Alors, pour me prouver qu’elle était bien du temps des valses et des Rose-Croix, de relever ses jupes et me montrer des poils taillés en moustaches et barbiche, à la mode des ténors de la fin du XlXe.

De ses doigts potelés, elle épila ce bouc jusqu’à ce qu’il n’en restât plus qu’une impériale. Par cette taille de style Napoléon III, elle entendait me signifier que Gounod allait redevenir de mode.

Et de fait, elle se mit à chanter, à tue-con, un Ave Maria, qui me valut de revivre certain matin de mon enfance, dans une chapelle, où, pour en revenir à Jésus, se trouvait un chemin de croix, au sujet duquel, il est grand temps, aujourd’hui, de m’expliquer.
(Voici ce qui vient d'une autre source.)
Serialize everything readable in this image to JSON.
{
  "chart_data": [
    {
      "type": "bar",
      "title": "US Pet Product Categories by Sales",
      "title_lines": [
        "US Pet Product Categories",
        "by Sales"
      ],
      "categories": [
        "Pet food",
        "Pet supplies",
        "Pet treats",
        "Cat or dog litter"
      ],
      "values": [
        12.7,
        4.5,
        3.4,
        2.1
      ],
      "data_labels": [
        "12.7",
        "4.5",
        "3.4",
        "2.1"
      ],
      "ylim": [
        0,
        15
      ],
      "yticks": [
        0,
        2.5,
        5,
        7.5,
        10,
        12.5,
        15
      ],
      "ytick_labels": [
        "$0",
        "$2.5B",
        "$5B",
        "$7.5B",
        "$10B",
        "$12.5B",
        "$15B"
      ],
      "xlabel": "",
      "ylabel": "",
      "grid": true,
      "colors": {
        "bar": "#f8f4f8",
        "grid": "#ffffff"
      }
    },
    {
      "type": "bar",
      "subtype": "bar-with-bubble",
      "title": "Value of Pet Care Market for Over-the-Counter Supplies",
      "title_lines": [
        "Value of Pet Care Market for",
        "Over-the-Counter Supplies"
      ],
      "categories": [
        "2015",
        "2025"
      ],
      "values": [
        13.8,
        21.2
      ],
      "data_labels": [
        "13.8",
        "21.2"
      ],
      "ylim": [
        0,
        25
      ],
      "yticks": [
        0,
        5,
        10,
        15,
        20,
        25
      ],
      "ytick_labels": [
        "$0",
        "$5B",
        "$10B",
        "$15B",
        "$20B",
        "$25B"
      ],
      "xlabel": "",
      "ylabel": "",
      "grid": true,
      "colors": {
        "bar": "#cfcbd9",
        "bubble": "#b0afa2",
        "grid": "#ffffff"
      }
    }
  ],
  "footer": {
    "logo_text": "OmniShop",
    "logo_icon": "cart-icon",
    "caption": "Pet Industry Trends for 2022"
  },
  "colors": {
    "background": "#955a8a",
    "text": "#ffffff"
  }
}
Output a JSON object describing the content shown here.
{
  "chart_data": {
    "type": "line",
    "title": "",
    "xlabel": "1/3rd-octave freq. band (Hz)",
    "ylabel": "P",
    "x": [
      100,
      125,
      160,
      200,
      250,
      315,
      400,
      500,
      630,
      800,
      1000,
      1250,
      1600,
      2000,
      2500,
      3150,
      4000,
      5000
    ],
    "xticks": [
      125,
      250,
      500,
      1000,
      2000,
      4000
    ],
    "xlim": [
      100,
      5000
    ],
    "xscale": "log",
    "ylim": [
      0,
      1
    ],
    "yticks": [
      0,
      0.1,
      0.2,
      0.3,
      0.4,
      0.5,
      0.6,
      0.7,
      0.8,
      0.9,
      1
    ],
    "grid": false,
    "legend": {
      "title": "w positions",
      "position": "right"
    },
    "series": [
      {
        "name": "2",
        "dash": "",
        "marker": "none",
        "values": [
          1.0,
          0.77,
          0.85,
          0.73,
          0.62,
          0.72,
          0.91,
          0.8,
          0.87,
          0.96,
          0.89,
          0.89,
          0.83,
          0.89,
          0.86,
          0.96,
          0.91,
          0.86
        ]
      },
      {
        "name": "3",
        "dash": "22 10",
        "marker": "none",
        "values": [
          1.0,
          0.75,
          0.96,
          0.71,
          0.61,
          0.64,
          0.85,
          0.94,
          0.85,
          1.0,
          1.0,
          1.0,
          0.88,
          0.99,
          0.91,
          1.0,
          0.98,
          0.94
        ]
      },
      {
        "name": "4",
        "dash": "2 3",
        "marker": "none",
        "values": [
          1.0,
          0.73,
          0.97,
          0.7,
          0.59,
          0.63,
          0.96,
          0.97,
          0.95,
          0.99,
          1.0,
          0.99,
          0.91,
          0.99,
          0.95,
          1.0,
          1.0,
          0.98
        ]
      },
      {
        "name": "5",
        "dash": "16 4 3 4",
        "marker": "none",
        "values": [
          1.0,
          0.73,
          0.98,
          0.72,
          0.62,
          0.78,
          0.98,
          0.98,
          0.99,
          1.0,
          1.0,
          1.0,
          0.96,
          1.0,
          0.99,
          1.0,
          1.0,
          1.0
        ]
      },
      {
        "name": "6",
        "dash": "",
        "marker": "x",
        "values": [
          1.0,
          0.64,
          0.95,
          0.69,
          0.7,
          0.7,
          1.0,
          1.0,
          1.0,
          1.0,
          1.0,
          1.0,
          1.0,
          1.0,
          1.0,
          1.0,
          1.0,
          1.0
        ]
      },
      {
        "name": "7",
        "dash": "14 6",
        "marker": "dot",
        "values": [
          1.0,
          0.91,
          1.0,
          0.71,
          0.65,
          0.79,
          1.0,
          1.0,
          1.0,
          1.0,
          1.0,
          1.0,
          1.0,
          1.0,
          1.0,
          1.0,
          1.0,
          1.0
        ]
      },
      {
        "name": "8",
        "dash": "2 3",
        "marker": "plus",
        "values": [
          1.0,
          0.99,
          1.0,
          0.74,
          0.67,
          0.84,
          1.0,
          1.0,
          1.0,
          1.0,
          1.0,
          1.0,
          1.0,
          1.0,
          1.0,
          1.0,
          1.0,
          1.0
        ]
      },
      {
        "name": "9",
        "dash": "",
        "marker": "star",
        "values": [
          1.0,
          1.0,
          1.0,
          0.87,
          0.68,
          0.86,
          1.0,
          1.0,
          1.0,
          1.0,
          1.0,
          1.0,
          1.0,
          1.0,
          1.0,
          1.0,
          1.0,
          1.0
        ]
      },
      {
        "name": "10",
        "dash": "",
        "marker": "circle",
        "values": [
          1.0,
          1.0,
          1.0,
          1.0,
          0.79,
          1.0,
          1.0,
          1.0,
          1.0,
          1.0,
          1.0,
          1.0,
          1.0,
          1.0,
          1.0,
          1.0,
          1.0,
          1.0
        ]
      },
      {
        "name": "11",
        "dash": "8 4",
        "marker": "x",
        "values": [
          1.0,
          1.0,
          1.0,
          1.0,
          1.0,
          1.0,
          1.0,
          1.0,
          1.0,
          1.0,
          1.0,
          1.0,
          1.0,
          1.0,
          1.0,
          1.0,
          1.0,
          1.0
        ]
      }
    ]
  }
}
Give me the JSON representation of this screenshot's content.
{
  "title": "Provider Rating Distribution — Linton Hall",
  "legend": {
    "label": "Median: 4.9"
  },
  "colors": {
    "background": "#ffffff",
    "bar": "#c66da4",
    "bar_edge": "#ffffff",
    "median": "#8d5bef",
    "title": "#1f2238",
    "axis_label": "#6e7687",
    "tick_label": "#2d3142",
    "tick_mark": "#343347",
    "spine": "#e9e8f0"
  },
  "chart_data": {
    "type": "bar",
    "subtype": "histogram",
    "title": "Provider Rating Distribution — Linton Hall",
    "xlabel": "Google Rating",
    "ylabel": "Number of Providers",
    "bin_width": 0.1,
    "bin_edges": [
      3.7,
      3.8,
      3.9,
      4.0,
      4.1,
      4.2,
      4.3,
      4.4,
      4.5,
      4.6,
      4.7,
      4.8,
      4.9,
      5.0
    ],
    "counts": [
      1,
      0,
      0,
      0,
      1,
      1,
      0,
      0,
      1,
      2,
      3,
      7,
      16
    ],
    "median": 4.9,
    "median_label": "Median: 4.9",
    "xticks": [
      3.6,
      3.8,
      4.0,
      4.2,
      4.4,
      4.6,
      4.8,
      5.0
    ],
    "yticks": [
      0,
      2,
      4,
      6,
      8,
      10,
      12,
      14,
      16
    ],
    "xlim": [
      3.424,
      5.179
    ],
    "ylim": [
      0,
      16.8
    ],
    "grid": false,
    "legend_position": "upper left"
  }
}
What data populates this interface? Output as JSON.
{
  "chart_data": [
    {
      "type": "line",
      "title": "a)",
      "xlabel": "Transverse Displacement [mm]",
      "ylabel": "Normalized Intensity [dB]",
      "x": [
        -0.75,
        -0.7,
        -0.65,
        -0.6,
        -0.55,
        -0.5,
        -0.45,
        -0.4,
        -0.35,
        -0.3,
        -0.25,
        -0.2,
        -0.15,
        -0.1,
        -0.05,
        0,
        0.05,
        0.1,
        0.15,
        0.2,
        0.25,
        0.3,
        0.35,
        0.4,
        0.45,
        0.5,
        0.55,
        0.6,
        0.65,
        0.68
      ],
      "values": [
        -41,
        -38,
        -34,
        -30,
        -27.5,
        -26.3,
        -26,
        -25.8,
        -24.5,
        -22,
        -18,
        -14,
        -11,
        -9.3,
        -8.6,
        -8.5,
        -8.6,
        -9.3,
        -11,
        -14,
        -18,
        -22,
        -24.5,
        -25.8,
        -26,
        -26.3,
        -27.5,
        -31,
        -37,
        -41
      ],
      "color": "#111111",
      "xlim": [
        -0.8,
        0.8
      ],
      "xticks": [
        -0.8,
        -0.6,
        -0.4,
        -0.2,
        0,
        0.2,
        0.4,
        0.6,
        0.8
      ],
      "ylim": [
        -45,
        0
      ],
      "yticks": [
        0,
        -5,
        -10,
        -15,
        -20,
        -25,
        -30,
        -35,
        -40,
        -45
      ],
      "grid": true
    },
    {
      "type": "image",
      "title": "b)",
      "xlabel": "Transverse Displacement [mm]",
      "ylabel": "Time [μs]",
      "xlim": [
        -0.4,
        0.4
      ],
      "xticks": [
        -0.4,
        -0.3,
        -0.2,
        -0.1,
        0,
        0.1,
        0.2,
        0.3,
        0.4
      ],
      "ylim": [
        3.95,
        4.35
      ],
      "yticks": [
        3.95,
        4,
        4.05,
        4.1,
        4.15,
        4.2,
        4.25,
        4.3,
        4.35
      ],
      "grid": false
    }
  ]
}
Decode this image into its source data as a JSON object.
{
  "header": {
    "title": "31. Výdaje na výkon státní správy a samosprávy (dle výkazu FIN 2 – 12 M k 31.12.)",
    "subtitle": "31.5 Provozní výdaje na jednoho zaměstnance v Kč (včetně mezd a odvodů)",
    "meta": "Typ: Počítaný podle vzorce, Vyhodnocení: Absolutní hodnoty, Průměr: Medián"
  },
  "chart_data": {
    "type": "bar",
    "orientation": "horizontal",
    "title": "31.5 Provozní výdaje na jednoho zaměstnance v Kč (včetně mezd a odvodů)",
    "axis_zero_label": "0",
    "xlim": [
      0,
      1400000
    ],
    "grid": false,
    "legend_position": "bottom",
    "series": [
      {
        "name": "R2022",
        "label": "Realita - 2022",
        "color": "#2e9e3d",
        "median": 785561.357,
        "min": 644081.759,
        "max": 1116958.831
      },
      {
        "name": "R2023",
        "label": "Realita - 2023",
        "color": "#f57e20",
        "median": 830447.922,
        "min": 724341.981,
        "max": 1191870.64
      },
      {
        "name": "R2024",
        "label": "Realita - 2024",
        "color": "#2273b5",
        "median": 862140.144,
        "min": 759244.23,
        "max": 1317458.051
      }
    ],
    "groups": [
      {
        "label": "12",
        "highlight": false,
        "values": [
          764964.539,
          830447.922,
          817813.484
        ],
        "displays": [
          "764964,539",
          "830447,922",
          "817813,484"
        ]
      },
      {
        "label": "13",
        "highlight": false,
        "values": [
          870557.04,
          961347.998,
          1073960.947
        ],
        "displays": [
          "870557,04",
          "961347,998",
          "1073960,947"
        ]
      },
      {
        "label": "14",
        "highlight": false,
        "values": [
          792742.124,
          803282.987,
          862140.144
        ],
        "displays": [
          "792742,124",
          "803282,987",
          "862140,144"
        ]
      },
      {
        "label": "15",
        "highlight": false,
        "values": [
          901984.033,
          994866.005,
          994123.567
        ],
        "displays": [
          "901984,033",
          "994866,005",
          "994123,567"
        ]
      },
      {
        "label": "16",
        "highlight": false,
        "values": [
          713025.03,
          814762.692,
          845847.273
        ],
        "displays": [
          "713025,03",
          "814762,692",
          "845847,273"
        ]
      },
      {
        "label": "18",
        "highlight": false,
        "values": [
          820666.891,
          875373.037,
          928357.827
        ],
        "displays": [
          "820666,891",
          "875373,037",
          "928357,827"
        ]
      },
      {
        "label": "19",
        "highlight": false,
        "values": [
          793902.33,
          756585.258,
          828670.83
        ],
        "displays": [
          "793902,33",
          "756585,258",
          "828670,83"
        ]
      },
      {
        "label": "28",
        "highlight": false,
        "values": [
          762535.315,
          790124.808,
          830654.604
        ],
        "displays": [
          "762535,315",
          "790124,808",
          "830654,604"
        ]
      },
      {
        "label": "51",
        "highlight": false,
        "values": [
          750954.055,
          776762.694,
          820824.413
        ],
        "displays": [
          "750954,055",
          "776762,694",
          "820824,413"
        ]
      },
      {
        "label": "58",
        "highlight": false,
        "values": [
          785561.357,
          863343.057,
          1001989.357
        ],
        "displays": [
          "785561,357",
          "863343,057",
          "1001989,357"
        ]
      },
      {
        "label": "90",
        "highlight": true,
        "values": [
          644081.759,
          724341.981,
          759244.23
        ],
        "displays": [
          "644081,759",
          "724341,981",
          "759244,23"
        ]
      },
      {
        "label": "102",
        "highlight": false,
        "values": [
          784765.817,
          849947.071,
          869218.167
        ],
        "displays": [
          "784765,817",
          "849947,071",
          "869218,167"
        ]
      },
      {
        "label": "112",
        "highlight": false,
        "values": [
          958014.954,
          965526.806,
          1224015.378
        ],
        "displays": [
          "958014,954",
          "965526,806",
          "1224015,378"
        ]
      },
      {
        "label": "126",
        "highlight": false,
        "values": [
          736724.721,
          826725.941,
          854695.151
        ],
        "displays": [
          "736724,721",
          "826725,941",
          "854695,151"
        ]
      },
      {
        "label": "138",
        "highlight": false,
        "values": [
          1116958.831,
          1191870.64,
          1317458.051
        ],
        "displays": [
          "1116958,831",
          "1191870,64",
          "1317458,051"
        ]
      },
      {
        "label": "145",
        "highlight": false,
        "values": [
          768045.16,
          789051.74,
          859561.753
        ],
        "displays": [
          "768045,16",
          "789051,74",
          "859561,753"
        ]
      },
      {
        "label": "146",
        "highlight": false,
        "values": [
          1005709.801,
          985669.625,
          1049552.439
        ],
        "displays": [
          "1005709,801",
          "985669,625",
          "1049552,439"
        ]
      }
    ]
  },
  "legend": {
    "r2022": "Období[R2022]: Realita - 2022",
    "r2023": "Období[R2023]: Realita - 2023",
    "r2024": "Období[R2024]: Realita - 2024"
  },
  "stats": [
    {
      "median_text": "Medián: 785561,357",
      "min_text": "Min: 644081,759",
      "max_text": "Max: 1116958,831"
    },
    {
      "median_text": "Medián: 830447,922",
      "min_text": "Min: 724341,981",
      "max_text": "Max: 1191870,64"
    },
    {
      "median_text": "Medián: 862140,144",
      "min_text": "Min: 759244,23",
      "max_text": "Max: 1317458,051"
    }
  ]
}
Des centurions très beaux gosses, les mollets serrés dans des guêtres d’or, en paraissaient d’autant plus et mieux nus, à l’instant que le genou saillait. Sous la peau brune, dès la rotule, montaient des muscles de fantassins, ombragés, juste, au sommet des cuisses, par des petits jupons de couleurs tendres, eux-mêmes, échappés de cuirasses dont le métal moulait pectoraux torses et hanches, mais s’échancrait, avec on ne peut plus de complaisance, pour dégager les épaules, le cou.

Vêtu d’une très élégante robe blanche, courbé sous la croix, au départ, Jésus offrait l’échine. De la minute où Ponce Pilate s’en était lavé les mains, le symbolisme sexuel avait été précisant. Jésus tombait, se relevait, c’est-à-dire avait joui, se retrouvait prêt à jouir, avait rejoui sous le fouet des athlètes aux costumes suggestifs.

Or, de même que la jeune épouse crie « maman » dans son effroi de la volupté, lui ne cessait d’appeler son père.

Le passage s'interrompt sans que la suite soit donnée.